Wednesday, November 04, 2009

Eventual Consistency by Example

Recently, there has been a lot of chitchat about the eventual consistency model as illustrated in the famous Amazon Dynamo paper, and today employed by several non-relational databases such as Voldemort or Cassandra.
Everything starts with this blog post by the Facebook Infrastructure Lead, claiming: "Dynamo: A flawed architecture", where he makes a few points against the eventual consistency model and the related "sloppy" quorum approach.

However, his points seems to be based on a few misconceptions which the Amazon paper doesn't help to clarify, so let's try to spread some light by first giving a few definitions, and then a simple example.


We may sum up the eventual consistency model in the following statement:

Given a total number on T nodes, we choose a subset of N nodes for holding key/value replicas, arrange them in a preference list calling the top node "coordinator", and pick the minimum number of writes (W) and reads (R) that must be executed by the coordinator on nodes belonging to the preference list (including itself) in order to define the write and read as "successful".

Here are the key concepts, extracted from the statement above:
  • N is the number of nodes defining the number of replicas for a given key/value.
  • Those nodes are arranged in a preference list.
  • The node at the top of the preference list is called coordinator.
  • W is the minimum number of nodes where the write must be successfully replicated.
  • R is the minimum number of nodes where the read must be successfully executed.
Writes are executed by the coordinator on the first W available nodes on the preference list.
Reads are executed by the coordinator on the first R available nodes on the preference list.
This is eventually consistent because consistency itself depends on W and R: you may successfully write and read from a number of nodes less than the total number of replicas (N), with conflicts resolved at read time and values asynchronously propagated by hinted-handoff or alike (which could both be a topic for another post).
The same way, this is a sloppy quorum because writes and reads may succeed even if not all replica nodes (N) are up and running, depending again on W and R.
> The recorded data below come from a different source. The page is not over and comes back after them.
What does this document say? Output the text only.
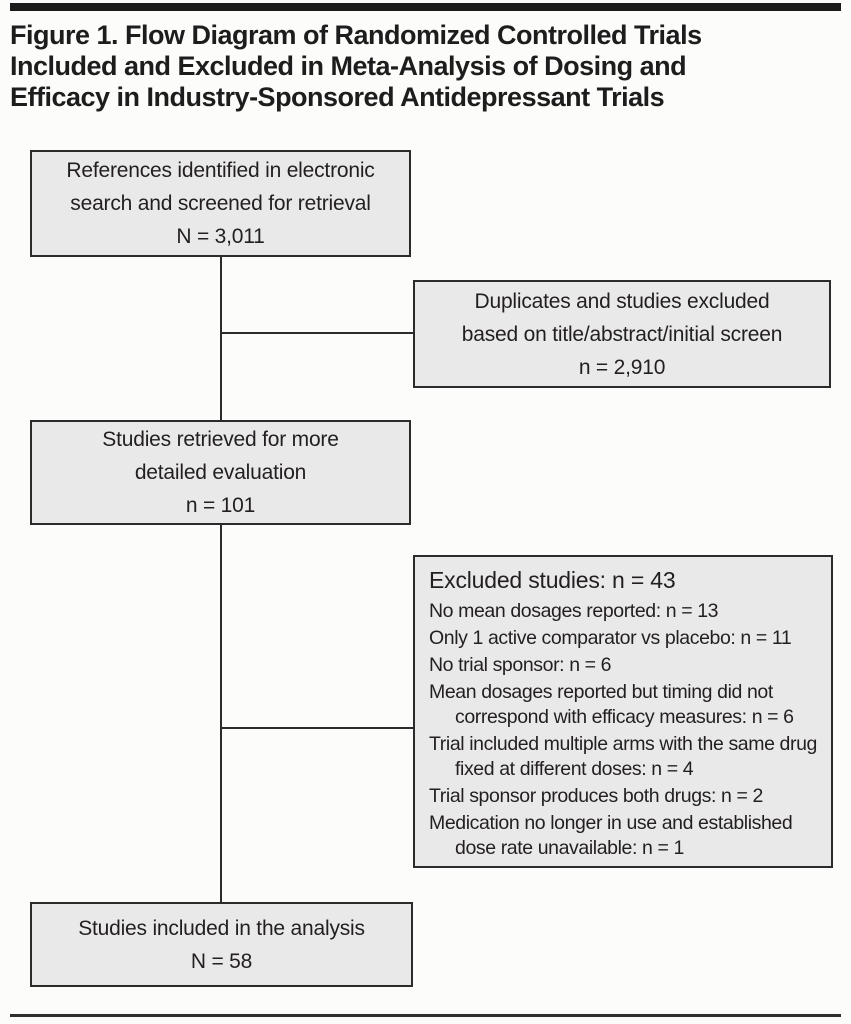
Figure 1. Flow Diagram of Randomized Controlled Trials
Included and Excluded in Meta-Analysis of Dosing and
Efficacy in Industry-Sponsored Antidepressant Trials
References identified in electronic
search and screened for retrieval
N = 3,011
Duplicates and studies excluded
based on title/abstract/initial screen
n = 2,910
Studies retrieved for more
detailed evaluation
n = 101
Excluded studies: n = 43
No mean dosages reported: n = 13
Only 1 active comparator vs placebo: n = 11
No trial sponsor: n = 6
Mean dosages reported but timing did not correspond with efficacy measures: n = 6
Trial included multiple arms with the same drug fixed at different doses: n = 4
Trial sponsor produces both drugs: n = 2
Medication no longer in use and established dose rate unavailable: n = 1
Studies included in the analysis
N = 58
More specifically, values for N, W and R can be tuned in order to:
  • Achieve high write availability by setting: W < N
  • Achieve high read availability by setting: R < N
  • Achieve full consistency by setting: W + R > N
This seems to be the most difficult part to grasp, so ... let's proceed with our example!

An example.

Let me show you the simplest possible example: a cluster of two nodes.

We have:
  • Node1 : the coordinator.
  • Node2 : guess what, the second cluster node.
  • N = 2 : our replication factor.
Let's examine all possible eventual consistency scenarios.

W = 1, R = 1 -> W < N, R < N

You get write/read high availability: you can write/read to/from whatever available node, but you may get inconsistent reads. For example, if you write to node1 and then read from node2 (maybe because node1 has suddenly failed), you'll get an inconsistent read.
With two nodes, this is the only eventually consistent scenario.
Let's see why.

W = 1, R = 2 -> W + R > N

This is a fully consistent scenario.
Here, you can write to whatever node, but you can only read when both nodes are online, more specifically:
  • If you write to node1 and then read from node2 without reading from node1 because suddenly death, the read will fail.
  • Same if writing and reading from the same node: if you write to node1 and then read from node1 without reading from node2 because suddenly death, the read will fail.
  • Finally, the two most misunderstood scenarios:
    • If you write to node2 because node1 is offline, then node1 gets online and you read the same value from it, your read will succeed because you have both nodes online and you will not get any inconsistent value! That's because node2 will have the most up-to-date version which will be "acquired" by node1 and returned to you!
    • If you write to node1, then it goes offline and you write again on node2, you will never lose the old value! That's because you will be able to read only after node1 coming online again: at that time, a read from node1 and node2 will return both values (because divergent), leaving the reconciliation process to the client.
W = 2, R = 1 -> W + R > N
W = 2, R = 2 -> W + R > N

Even easier: consistent reads are guaranteed by the W value equal to the replication factor.

Finally ...

Hope this write-up helped you clarifying a few misconceptions about eventual consistency.
Feedback is obviously highly appreciated.

See you!